Jetstar 88



As a preschooler, my parents, with my brother and sister and I, moved from Everett, Washington to Bellevue. Everett was a navy town with a shipyard where my grandfather worked as a welder during the war. There were truck farms, shake mills and gill-net boats in unkept yards of rundown homes, featuring old apple and peach trees and wild blackberries invading everything. It was unsophisticated, blue collar, as was most of post-war America. Getting to Bellevue required traveling the slow, winding Bothell Highway. This was not done casually. Bellevue was Seattle's fast developing eastside suburb, at a time when suburban living was a completely new concept.

Scattered among the tract homes, Bellevue still had forests and a few small farms that were ultimately surrendered to development.

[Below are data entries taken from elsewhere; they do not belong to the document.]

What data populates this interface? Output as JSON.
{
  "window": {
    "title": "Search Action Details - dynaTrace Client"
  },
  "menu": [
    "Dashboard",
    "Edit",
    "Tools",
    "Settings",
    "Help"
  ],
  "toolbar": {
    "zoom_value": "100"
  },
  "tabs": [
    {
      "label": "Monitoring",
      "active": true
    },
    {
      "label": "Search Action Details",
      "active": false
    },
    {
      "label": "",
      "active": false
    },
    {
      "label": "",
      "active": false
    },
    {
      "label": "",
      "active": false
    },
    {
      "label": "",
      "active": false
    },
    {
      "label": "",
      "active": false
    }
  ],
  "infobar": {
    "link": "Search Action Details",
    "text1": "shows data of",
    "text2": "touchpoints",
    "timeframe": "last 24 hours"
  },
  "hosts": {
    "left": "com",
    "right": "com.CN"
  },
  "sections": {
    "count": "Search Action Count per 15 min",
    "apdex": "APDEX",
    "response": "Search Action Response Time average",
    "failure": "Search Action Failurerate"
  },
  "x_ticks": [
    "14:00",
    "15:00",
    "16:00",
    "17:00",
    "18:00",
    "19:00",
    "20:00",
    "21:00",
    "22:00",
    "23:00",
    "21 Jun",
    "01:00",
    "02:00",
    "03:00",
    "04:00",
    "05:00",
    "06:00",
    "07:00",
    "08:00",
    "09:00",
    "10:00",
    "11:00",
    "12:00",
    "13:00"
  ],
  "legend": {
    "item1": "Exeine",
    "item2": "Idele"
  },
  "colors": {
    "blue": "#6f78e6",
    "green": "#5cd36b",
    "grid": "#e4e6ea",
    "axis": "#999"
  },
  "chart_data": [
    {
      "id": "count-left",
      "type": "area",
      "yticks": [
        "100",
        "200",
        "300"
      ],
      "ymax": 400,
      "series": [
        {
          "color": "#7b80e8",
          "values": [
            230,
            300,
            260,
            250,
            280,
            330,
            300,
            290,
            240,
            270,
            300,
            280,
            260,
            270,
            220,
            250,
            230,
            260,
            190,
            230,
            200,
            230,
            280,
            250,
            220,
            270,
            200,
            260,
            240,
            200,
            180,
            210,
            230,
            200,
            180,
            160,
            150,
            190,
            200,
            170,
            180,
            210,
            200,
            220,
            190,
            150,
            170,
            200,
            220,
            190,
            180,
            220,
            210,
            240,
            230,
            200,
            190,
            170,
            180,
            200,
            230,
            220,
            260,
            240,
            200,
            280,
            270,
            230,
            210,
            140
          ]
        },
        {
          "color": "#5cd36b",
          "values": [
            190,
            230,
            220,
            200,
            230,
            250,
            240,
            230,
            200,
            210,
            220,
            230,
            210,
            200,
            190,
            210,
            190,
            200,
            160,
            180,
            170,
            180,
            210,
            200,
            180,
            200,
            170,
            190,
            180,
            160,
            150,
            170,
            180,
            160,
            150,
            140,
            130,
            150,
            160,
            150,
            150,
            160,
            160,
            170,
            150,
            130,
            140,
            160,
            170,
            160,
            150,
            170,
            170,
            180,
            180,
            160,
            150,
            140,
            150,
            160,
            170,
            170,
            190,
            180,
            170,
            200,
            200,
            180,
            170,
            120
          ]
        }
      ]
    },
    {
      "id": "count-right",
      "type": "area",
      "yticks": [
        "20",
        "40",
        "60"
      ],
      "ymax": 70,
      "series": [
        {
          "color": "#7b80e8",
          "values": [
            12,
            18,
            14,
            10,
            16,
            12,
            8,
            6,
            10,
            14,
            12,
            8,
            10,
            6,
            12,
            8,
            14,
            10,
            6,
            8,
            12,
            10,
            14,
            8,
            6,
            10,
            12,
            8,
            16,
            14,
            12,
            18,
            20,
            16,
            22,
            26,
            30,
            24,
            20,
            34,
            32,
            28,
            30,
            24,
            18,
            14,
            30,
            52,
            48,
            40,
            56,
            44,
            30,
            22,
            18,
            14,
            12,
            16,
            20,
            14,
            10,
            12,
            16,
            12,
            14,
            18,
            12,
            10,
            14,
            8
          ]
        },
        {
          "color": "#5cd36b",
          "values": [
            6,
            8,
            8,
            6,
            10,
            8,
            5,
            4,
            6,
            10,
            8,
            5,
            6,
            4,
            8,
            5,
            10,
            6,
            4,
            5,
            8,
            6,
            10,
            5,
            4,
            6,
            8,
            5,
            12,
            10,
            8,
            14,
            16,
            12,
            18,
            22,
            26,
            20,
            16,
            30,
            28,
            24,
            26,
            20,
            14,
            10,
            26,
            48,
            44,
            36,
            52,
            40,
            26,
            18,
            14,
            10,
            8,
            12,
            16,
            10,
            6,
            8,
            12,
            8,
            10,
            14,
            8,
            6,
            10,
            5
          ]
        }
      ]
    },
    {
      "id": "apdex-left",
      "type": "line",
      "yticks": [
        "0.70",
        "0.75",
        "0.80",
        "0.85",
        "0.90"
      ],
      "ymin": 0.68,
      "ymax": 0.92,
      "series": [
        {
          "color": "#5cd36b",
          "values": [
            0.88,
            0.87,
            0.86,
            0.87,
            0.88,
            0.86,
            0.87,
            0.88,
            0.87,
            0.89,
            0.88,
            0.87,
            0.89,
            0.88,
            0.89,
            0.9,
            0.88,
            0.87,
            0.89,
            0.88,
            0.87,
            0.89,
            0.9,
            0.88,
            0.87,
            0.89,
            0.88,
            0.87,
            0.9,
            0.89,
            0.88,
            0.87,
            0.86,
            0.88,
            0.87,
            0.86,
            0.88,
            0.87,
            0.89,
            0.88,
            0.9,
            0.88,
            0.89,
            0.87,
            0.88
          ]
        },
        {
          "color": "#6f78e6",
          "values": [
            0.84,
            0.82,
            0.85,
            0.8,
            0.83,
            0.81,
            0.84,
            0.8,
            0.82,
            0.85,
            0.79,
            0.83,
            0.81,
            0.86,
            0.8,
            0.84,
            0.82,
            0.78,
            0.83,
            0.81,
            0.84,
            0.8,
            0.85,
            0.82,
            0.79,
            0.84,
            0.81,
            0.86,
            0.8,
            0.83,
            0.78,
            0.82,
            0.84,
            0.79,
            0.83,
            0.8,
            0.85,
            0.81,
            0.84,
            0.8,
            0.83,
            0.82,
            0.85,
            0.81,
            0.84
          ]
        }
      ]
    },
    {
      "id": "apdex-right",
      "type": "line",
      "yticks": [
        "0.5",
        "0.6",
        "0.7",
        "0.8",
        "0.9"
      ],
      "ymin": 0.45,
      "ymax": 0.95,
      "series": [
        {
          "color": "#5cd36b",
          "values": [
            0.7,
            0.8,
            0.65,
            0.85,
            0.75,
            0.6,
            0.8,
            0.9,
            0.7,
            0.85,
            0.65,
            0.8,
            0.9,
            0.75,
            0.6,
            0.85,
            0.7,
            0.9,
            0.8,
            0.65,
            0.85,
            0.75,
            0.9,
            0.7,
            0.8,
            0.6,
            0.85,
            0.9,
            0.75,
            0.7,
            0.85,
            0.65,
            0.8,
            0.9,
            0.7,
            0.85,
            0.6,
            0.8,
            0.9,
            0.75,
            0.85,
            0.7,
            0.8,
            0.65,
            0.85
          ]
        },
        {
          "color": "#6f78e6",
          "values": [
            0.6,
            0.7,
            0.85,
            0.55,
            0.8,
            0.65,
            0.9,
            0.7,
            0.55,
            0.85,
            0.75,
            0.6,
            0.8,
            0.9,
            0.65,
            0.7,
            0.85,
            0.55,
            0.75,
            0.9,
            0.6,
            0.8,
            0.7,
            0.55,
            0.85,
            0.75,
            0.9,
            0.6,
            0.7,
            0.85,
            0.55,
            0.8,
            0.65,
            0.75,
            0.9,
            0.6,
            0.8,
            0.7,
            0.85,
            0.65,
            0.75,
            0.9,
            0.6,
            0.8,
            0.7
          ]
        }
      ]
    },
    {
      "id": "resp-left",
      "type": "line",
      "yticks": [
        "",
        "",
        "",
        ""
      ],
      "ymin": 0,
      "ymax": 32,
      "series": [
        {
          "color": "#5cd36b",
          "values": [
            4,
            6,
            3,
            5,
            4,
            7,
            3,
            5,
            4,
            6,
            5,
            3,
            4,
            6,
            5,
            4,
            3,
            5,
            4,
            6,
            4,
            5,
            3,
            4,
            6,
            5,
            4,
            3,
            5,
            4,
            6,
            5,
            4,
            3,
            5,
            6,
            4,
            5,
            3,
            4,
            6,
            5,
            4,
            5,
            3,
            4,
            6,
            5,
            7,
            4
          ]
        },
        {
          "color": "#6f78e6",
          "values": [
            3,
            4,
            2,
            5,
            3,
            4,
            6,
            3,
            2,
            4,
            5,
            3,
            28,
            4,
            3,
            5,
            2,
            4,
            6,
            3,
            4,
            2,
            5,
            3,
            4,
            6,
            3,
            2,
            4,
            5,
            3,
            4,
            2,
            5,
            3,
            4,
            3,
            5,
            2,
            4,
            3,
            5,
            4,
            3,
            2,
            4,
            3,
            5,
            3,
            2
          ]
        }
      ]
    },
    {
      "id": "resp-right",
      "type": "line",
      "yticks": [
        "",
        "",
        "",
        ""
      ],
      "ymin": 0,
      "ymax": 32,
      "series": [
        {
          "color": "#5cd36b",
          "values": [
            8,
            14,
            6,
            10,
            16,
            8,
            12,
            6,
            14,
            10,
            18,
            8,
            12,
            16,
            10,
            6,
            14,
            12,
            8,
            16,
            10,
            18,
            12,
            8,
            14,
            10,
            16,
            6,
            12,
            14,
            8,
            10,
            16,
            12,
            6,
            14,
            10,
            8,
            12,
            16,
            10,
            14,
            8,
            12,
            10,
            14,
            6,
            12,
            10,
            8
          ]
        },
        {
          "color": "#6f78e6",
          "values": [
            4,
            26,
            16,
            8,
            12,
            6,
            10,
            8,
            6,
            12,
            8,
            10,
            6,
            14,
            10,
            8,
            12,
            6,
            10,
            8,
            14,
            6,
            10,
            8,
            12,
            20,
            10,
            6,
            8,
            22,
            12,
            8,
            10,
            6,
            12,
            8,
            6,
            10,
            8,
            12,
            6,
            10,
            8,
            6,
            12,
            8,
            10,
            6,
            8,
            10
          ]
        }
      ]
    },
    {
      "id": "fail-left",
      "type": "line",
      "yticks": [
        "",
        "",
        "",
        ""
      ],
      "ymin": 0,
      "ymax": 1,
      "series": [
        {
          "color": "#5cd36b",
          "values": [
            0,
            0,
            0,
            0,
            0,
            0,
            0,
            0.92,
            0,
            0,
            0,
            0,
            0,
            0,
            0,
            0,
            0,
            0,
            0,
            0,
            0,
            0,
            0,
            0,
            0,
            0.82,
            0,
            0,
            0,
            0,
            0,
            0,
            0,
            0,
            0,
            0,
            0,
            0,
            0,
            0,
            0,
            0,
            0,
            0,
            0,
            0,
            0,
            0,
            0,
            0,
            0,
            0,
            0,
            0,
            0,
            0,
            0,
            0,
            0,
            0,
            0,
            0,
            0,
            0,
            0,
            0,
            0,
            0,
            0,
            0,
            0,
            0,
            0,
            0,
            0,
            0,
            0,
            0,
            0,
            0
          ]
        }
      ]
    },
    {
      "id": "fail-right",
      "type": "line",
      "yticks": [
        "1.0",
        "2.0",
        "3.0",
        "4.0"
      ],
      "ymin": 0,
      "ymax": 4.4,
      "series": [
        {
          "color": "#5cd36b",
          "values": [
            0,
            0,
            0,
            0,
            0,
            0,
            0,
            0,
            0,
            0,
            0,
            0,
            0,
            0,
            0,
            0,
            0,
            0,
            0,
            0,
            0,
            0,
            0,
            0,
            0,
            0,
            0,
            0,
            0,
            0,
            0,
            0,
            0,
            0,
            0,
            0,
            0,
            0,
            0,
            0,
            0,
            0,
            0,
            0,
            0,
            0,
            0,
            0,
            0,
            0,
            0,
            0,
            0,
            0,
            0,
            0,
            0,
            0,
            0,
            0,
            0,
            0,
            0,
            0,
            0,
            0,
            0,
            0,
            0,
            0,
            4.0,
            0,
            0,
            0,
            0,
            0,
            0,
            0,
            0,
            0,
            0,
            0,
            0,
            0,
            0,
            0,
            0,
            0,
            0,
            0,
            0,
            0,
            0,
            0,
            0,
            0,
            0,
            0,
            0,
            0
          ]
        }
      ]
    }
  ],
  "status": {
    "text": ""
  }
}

It was vibrant with change, and we were riding that hovercraft to the future. You could feel it. My father was a sales rep for a hydraulic components company. He was part of the male executive class, now long gone, that wore suits every day. They would occasionally meet after work in a dark bar with red felt wallpaper and red leather booths. His car had catalogs on the back seat describing mysterious freon couplings and braided hose. His new company car in 1964 was an Oldsmobile Jetstar 88, named with the same inspiration as my bike I describe in my first blog. The interior was red vinyl living room furniture. Our personal car was a 55 Chev Bel Air with three-on-the-tree, manual steering and manual brakes. It was not equipped with turn signals, an option my father deemed unnecessary. You had to crank the window open and stick your arm out to signal a turn. Often, you were braking and shifting while doing this, which kept you more than busy, especially if you were lighting up a Chesterfield at that moment. He was sensible however, ordering the car with dual exhaust.

The company car was new, my school was new, our house, the stores, roads and clothes were all new. Grandma didn't live down the street; aunts and uncles were hundreds of miles away. The original canary-yellow Boeing 707 test planes passed low overhead. We were a nuclear family in the dawning atomic age. We had Wonder Bread, Jiffy Pop, Spaghetti-O's, Velveeta and Cragmont Cola... in steel cans! In 1962 the Seattle World's Fair arrived, christened Century 21. The century ahead was shaping up to be amazing.

On occasion we'd stop and visit relatives in small rural towns in British Columbia or Eastern Washington. I was 11 years old, but I felt superior. My Great Grandparents lived in Prosser. It's all too easy to feel superior to people who live in a town named Prosser. I was on solid ground assuming they had not seen the Beatles on Ed Sullivan. They listened to Ira Blue on the radio at night. They had a wood stove in the kitchen, wore orthopedic shoes, and owned a 1930's pickup with a worn-out brown leather seat. It appeared as though it was never painted and smelled strongly of grease. You no longer smell grease unless you're on a work barge, or around old construction machinery.

These were extended families settled in their towns for many generations. They farmed, did construction on the dams and highways, and worked for the railroad. With pictures on the mantle (Delbert in his uniform, just before shipping out to Korea), doilies on threadbare furniture, and religious enthusiasm, they gathered the clan for pot roast and boiled potatoes on Sunday at 4 o'clock. The table was set with mismatched tableware, my great-grandmother's dill pickles canned the previous fall, and corn, strawberries and rhubarb for pie from the garden. Our Uncle, sporting a tattoo acquired in the Philippines during his tour in the merchant marines, would sneak off for a drink. Everyone knew (knowing pretty much everything about everyone in town) but no one spoke of it. We always went there; they never seemed to travel, remaining, for better and worse, comfortably locked in an era existing 20 years before we arrived, with each visit repeating the previous ones. This world stood revealed to me in sepia tones. Exchanging warm goodbyes, we'd pull out of the hard-packed dirt worn into the lawn, under majestic oak trees, in our bright red tangible symbol of the jet age. The musty house with lace curtains, the chicken coop by the tool shed, the vegetable garden, would all recede in the rear window, contented as much as not, to remain settled in a past unchanging.

Fitzgerald wrote that "Gatsby believed in... ...the orgastic future that year by year recedes before us. It eluded us then, but that's no matter--tomorrow we will run faster, stretch out our arms farther." And so it was, we drove off confidently, enthusiastically, toward Century 21 in our Jetstar 88, only to lose it somewhere in the grinding passage of time, along with our innocence, and far too much of our idealism.